Side Dishes

Curry Rice Pan

by Editorial Staff

Summary

Prep Time 25 mins
Total Time 25 mins
Course Main Course
Cuisine European
Servings (Default: 5)

Ingredients

  • 2 sachets rice
  • Salt water
  • 700 g chicken (breast fillet or schnitzel)
  • 450 g veetables (butter veetables, frozen)
  • Melt 2 tablespoon margarine
  • some salt and pepper
  • some paprika powder, noble sweet
  • 1 teaspoon curry powder
  • some oregano, dried
  • some parsley
  • 3 dashes Worcester sauce
Curry Rice Pan
Curry Rice Pan

Instructions

  1. Cook the rice in salted water according to the instructions on the packet. In the meantime, wash the meat, pat dry, cut into bite-sized pieces and fry in the margarine.
  2. Now add the butter vegetables. When the herb butter has melted, add the spices to taste. Drain the rice and add, season again if necessary.
Editorial Staff

About Editorial Staff

The Boss Kitchen editorial staff oversees content review, fact-checking, and recipe verification across the site. Published articles pass through the editorial team before going live, ensuring ingredient lists, techniques, cooking times, and nutritional claims hold up in a home kitchen.
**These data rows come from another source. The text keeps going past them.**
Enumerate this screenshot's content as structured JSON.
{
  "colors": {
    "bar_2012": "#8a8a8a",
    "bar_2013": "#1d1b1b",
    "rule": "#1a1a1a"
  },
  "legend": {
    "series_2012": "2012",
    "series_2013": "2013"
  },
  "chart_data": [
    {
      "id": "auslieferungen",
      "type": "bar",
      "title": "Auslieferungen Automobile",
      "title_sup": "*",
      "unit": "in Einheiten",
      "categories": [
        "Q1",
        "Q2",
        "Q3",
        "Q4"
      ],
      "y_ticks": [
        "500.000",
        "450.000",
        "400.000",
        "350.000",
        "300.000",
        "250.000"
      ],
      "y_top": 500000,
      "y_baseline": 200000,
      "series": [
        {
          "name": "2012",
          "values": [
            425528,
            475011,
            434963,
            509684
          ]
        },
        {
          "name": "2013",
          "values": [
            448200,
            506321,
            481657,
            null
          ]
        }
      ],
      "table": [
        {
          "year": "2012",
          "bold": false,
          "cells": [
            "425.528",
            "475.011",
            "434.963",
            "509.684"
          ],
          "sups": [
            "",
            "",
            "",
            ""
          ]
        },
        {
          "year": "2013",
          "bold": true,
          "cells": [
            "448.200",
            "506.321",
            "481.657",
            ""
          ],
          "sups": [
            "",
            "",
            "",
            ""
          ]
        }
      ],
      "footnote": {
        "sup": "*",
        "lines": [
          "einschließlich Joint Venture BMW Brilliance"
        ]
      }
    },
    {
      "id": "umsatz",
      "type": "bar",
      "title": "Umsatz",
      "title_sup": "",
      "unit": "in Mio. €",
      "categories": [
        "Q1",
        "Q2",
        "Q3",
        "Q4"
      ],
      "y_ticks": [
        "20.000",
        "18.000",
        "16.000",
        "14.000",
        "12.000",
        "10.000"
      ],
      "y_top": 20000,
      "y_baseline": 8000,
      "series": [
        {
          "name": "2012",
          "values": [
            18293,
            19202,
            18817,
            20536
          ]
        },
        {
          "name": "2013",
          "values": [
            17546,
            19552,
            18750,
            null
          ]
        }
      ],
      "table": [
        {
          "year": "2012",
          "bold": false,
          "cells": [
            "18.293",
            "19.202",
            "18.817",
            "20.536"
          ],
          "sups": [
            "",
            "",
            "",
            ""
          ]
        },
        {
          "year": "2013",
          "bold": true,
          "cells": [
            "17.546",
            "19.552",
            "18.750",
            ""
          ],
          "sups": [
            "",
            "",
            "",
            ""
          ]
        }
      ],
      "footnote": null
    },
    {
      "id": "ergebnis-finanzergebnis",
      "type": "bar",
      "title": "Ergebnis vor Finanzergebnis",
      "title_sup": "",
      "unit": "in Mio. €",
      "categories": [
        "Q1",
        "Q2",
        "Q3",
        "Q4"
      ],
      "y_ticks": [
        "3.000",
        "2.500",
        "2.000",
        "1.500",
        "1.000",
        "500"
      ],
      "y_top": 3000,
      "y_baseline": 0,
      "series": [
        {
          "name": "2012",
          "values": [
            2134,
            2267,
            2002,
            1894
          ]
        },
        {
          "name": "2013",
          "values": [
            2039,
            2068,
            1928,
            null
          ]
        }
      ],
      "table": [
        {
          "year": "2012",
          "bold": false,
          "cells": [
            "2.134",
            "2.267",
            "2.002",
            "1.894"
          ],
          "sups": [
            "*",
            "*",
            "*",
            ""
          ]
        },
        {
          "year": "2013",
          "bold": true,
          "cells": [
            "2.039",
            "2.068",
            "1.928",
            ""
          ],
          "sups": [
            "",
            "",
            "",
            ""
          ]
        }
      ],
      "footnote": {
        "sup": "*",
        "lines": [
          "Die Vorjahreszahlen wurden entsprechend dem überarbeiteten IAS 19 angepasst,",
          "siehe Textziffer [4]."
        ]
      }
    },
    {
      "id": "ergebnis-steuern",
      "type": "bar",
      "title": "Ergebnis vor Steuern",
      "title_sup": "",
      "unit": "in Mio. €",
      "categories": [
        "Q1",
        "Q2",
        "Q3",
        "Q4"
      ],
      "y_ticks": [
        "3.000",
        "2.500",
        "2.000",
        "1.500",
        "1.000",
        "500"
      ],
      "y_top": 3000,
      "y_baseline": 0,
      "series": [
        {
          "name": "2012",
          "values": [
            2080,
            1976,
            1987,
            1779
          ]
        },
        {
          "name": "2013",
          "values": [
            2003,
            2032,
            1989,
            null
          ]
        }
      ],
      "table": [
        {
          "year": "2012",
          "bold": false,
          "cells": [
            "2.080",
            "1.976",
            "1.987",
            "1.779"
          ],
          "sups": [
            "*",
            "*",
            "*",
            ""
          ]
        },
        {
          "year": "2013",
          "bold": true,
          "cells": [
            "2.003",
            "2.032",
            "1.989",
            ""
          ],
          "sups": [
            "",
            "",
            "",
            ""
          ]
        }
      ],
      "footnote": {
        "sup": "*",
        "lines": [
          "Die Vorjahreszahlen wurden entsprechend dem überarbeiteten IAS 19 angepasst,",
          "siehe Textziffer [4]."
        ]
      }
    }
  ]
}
The team coordinates contributions across the site writers, handles reader corrections, and maintains consistency in measurement conventions, safety guidance, and dietary labeling. Posts under this byline typically represent team-reviewed reference material, site announcements, or editorial roundups rather than individual-author features, and they are held to the same sourcing standards as bylined recipe and product coverage.